During this period, the quality of life of Adduans went below poverty. Those who went to work for the central government were paid insufficient wages in the form of rice and sugar. The people were treated like slaves by the officials sent from the central government. Hunger was its ultimate result. People were not fishing as they did before. What they had they were not able to export due to the war.

Luckily, the people of Addu had large housing plots during those days. They grew coconuts, bananas, papayas, and a very large amount of cassava in their gardens, along with other plants as fertilizing. Hithadhoo had 149 toddy [A sweet sap from palm tree] trappers. From their work Dhivehi Hakuru [sugar made from toddy] was available in every house hold. By the grace of Almighty Allah, the people did not starve. But clothing was another matter. I heard that some people wore materials used for tenting by the British. However, there was abundant food available with British personals and every month a lot of it was burnt in Feydhoo. This consists of flour, sugar, and even rice. The inner harbour was full of ships and the crew were selling a bag of rice for a fleshy chicken. A single bunch of banana meant a lot of food to take home. But the government severely punished people caught on going these trips to buy food from ships. There was no fair trial. Wherever government officials discovered such acts of trade their fists were ready to beat the offenders like slaves; perhaps it was even worse than slavery. Shouldn’t the community have had the right to utter their feelings? Shouldn’t the community stand up for their rights or for a change? Surely it’s a human nature to do so.
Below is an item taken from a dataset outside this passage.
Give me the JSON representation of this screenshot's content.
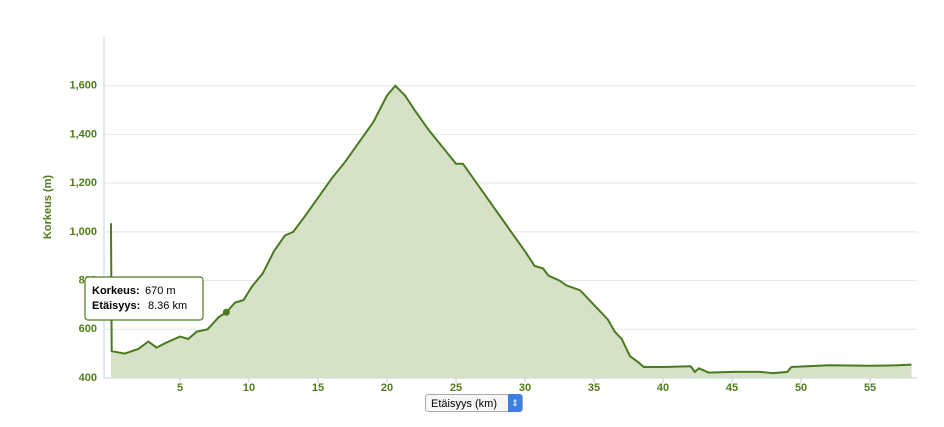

The central government had dispatched a person called Bodu Dhon Kaleygefaanu to deal with the Addu people. He was actually Buchaa Hassan Kaleygefaanu of Male. His actions against Adduans were inhuman, and his merciless punishments unbearable. Some of his victims are still alive today and will describe what they went through.

When cruelty went beyond limits, the people of Hithadhoo stood up in unity to kill the heartless official. The leader was Mr. Abdullah Afeef Didi, along with some of his supporters. But when the then head of government went to investigate, he sent almost all of Afeef Didi’s family to Male’. They were kept in the jail and a trial was carried against them. Mr. Abdullah Afeef was given the most unforgiving punishment which the central government gives, after which he and members of his family were banished to different islands.

Afeef Didi may or may not have had the idea of parting the southern atolls from central government at that time. But for sure he stood up for protection his community. However, whatever happened took place due to the uncivilized punishments given by officials. These officials may not have foreseen the ultimate result of their actions. The worst point is, these officers were being protected by the ongoing regime.

Can the Addu people be called secessionists? It is more worth to explore whatever happened, and to learn from the findings.